Chicago officer sentenced for murdering black teen Laquan McDonald

3 police officers found not guilty in 'Code of Silence' trial over Laquan Mc Donald shooting death

Chicago officer sentenced for murdering black teen Laquan McDonald

The sentencing follows Thursday's acquittal of three other Chicago police officers on charges they conspired to protect Van Dyke in the case.

Jason Van Dyke was convicted of second-degree murder in October.

Van Dyke's lawyers had argued the former officer should only be sentenced to probation for second-degree murder, which is the minimum punishment allowed in IL.

If Van Dyke had been sentenced for the aggravated battery convictions, he also would have had to serve 85 per cent of that sentence, not half as with the second-degree murder. His great-uncle said the sentence reduced McDonald's life to that of "a second-class citizen" and "suggests to us that there are no laws on the books for a black man that a white man is bound to honor".

Van Dyke briefly acknowledged the teen's death, telling the judge that he will have to live with it for the rest of his life.

Prosecutors asked for 18 to 20 years.

On the day the footage was released, Van Dyke was arrested and charged with first-degree murder, as well as other firearm offenses, as protests broke out across Chicago, with many demanding to know why the dashcam video had been withheld for more than a year and accusing police of lying about McDonald's death. Bell's first action after taking office was to remove three veteran assistant prosecutors, including one who played a role in presenting evidence to a grand jury in the case.

Cook County Judge Vincent Gaughan has taken the bench before a packed courtroom as attorneys and spectators prepare for what could be a lengthy sentencing hearing for Jason Van Dyke.

Friday's sentence comes one day after three former and current policemen who were accused of helping to cover up the killing were found not guilty by a different Chicago judge. It touched off celebratory street demonstrations in Chicago. One of the only instances was during opening statements, when special prosecutor Joseph McMahon told jurors that Van Dyke saw "a black boy walking down the street" who had "the audacity to ignore the police".
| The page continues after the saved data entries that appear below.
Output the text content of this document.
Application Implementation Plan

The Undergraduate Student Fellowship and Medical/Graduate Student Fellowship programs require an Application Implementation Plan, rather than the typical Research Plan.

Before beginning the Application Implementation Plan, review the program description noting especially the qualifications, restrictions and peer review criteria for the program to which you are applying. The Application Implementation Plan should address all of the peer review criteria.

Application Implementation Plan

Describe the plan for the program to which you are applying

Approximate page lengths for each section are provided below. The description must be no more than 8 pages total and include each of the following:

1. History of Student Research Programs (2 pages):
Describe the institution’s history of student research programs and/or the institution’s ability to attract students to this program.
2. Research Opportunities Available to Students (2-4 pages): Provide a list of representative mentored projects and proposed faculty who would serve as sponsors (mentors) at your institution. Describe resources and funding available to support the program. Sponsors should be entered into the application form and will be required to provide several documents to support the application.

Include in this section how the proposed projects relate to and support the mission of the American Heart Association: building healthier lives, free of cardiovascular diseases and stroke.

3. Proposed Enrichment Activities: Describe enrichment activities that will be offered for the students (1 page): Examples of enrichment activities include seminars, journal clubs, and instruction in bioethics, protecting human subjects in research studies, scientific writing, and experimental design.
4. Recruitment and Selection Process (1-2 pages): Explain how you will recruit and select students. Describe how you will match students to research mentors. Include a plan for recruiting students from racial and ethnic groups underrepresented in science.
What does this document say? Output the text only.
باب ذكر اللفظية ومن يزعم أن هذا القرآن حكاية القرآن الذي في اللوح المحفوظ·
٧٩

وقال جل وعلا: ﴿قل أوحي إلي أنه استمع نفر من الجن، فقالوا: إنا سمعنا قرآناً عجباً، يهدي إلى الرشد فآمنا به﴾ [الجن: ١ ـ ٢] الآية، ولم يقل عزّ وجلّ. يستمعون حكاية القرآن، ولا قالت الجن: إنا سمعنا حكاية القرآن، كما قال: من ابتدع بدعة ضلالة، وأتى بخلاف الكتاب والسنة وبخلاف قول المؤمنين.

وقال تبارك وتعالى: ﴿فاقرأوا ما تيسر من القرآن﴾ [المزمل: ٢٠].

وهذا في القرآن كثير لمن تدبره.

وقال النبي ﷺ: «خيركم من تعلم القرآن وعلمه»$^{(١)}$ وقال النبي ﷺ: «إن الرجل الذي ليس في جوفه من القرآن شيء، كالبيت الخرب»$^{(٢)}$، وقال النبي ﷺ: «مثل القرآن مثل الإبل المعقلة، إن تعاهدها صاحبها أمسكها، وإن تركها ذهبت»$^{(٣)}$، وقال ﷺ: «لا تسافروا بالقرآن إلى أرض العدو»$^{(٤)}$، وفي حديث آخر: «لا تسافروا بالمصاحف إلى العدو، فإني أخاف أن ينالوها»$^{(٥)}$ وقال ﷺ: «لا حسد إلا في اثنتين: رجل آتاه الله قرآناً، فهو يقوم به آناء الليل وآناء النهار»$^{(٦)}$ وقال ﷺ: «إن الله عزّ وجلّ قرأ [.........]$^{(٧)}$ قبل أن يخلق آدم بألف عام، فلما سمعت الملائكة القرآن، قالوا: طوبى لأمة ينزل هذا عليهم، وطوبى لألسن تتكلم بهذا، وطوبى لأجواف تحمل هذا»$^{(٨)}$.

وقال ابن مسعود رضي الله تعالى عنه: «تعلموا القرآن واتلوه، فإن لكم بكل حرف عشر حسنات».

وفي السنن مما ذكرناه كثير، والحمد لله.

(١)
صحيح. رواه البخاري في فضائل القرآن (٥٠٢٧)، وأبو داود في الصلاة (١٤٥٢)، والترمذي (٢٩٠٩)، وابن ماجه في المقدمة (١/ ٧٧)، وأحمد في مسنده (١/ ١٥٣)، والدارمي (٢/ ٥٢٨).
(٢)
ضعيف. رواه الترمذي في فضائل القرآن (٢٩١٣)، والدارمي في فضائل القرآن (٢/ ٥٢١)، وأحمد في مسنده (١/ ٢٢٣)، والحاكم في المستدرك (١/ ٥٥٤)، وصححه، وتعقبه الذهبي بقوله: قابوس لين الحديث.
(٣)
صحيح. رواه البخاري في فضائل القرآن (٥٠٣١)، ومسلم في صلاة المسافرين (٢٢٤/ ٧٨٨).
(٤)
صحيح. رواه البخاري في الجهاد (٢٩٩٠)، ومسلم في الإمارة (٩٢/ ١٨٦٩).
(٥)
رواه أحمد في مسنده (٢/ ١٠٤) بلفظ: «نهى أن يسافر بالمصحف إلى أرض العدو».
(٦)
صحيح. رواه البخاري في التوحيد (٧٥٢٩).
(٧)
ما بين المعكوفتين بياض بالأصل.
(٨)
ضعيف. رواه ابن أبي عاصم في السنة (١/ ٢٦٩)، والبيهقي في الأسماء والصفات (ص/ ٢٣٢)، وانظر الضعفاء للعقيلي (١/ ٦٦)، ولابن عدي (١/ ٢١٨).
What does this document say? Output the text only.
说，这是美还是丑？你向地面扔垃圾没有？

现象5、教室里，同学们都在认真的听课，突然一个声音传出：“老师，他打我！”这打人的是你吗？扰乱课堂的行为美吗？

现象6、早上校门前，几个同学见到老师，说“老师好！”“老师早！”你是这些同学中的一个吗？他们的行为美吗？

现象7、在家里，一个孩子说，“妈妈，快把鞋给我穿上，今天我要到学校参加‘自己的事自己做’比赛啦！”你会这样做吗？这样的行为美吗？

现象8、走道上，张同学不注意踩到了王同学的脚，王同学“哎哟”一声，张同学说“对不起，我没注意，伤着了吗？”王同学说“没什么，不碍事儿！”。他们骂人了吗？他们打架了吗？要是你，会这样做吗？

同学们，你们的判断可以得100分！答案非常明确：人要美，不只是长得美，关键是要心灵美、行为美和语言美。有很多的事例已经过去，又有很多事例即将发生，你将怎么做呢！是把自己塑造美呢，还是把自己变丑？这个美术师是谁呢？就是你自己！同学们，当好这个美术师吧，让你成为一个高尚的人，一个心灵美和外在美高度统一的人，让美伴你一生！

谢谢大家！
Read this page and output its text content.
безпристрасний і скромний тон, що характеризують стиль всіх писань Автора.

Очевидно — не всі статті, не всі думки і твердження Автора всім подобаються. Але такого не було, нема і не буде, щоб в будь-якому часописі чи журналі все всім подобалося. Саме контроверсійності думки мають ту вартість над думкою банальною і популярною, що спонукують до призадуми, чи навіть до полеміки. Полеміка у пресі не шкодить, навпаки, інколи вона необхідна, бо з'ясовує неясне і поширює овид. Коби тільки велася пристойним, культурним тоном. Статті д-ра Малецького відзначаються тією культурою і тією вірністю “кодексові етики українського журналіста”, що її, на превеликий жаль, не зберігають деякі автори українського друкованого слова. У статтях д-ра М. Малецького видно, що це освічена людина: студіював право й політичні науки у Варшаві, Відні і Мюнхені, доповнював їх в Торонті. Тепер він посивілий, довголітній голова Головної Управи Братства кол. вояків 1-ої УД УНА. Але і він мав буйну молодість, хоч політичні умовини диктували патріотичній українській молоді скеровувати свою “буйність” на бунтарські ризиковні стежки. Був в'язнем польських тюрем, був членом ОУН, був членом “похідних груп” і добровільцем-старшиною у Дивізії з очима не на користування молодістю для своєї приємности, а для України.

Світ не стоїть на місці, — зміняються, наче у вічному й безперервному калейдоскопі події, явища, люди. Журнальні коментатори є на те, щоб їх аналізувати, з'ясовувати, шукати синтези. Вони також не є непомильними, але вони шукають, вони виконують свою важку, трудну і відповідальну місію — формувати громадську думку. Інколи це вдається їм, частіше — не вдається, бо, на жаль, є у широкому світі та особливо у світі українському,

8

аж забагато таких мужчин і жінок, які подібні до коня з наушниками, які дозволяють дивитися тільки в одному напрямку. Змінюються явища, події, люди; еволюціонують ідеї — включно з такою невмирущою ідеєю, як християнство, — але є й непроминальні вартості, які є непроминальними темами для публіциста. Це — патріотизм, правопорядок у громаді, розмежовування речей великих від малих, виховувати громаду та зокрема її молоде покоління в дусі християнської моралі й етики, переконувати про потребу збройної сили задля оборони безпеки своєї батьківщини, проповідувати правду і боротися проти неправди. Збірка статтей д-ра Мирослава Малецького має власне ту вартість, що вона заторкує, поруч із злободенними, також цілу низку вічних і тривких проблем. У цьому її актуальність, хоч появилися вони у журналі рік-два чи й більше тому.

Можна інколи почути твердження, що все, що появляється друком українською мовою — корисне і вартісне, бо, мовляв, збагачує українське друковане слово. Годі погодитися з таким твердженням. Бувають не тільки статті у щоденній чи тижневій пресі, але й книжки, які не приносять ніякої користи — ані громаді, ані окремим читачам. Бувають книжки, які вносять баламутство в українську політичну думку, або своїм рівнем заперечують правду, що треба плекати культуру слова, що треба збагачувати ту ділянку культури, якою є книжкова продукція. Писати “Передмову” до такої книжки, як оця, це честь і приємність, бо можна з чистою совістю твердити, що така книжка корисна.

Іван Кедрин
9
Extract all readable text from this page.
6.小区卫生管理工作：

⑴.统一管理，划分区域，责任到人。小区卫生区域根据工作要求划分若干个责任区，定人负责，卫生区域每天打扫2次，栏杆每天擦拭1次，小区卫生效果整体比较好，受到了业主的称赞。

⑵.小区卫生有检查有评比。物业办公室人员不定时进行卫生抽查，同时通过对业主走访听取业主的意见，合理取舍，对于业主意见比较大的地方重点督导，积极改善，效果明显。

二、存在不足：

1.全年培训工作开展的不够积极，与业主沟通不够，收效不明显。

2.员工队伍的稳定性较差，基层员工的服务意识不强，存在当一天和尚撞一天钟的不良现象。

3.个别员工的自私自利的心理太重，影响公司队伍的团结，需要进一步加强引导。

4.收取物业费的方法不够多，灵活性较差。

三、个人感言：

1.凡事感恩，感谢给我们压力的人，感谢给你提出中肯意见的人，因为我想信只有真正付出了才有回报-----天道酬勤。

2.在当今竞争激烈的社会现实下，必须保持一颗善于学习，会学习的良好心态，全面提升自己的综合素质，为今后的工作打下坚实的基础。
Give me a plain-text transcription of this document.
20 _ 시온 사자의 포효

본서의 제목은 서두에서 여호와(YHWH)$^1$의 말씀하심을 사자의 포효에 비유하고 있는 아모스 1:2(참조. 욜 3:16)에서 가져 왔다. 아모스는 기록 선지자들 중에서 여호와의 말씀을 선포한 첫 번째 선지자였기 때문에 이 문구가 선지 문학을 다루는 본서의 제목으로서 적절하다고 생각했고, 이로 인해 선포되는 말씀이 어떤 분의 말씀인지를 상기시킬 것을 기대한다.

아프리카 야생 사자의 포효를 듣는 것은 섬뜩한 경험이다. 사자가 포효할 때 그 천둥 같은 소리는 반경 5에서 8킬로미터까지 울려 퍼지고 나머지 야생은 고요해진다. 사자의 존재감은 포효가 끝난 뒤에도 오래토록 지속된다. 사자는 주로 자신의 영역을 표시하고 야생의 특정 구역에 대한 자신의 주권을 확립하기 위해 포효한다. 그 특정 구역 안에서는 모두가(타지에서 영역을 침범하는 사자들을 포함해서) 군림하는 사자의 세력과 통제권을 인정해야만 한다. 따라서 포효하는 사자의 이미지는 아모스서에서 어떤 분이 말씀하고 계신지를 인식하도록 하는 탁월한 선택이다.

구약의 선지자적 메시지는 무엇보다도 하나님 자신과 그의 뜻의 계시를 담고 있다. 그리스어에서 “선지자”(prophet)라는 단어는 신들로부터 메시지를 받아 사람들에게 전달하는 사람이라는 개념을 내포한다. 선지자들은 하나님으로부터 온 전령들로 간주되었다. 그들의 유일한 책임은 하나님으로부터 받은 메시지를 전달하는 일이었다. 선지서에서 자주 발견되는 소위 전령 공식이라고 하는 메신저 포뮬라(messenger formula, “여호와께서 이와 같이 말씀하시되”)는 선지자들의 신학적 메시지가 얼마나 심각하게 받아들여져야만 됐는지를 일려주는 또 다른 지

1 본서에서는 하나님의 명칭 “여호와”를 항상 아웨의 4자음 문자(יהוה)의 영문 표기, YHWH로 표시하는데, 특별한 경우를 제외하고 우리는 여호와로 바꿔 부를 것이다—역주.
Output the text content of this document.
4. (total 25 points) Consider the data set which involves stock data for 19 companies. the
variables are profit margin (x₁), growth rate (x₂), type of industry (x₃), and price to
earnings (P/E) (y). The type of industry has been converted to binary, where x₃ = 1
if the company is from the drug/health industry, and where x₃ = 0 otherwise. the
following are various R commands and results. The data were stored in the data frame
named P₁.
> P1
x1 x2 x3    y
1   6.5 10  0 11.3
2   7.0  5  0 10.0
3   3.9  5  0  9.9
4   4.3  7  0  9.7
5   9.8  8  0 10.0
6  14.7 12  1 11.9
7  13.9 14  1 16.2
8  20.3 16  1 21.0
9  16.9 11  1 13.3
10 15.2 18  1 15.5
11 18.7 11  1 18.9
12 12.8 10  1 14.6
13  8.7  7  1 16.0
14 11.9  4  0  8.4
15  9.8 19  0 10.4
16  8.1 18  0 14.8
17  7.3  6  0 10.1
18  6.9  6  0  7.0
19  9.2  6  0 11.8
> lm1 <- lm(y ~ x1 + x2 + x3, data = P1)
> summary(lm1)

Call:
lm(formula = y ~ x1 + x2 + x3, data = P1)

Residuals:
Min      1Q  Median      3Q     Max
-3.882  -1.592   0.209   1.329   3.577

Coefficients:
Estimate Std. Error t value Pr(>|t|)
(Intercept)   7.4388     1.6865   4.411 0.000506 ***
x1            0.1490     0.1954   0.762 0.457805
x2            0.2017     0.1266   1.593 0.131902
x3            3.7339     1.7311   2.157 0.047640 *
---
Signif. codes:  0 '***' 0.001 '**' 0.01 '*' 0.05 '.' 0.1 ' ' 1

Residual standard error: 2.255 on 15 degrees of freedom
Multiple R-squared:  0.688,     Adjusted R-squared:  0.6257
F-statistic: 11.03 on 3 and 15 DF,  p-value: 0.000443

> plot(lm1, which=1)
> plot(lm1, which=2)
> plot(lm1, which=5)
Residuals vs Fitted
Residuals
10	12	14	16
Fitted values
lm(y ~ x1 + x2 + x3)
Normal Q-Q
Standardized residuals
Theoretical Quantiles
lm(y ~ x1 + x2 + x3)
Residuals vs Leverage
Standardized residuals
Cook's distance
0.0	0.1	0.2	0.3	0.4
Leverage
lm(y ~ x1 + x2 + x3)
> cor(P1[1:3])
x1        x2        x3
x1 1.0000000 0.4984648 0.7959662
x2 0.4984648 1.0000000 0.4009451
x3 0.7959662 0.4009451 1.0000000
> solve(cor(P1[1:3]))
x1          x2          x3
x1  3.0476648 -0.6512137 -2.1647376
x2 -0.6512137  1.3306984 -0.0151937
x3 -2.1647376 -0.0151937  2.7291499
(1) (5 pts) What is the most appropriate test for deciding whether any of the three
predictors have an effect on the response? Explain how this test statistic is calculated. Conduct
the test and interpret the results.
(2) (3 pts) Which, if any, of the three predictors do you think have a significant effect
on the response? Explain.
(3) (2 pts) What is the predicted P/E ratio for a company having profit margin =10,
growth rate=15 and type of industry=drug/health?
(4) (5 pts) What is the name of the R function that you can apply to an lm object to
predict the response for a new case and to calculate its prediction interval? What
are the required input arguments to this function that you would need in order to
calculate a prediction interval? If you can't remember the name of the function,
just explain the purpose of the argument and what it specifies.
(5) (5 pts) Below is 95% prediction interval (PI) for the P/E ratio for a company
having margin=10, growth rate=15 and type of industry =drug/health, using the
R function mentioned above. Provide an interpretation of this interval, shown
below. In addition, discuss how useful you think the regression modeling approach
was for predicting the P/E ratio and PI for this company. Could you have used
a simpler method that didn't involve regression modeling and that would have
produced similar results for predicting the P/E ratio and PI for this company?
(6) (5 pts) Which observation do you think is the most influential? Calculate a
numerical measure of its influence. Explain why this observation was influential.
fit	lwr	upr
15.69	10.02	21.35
On Friday, several black motorists testified that the officer used a racial slur and excessive force during traffic stops in the years before the shooting. "Where's my license at?'" Van Dyke said, "Shut the f-- up or you're going to jail", according to Nance.

Van Dyke's wife of 17 years, Tiffany, described how the family has had financial trouble and temporarily lost health insurance. She found no indication the officers tried to hide evidence or made little effort to talk to witnesses.

Judge Stephenson pointed out that the police video at the centre of the case had been preserved. All three officers reported that McDonald, a teen, had lunged at Van Dyke with a knife before being fired upon.

Video of Van Dyke firing 16 shots at McDonald as he walked away from the officer prompted protests, a U.S. Justice Department investigation of the Chicago Police Department and the firing of the police superintendent, among other changes.

The court-ordered release of a police dashboard camera video of the shooting roiled the city, leading to a political reckoning and police reforms.

"The defendants allegedly lied about what occurred and mischaracterised the video recordings so that independent criminal investigators would not learn the truth about the killing and the public would not see the video recordings", they said when charges were announced in June 2017.

In 2014, officers responded to a call about a man breaking into trucks in a parking lot. Emanuel is not seeking a third term in next month's mayoral election.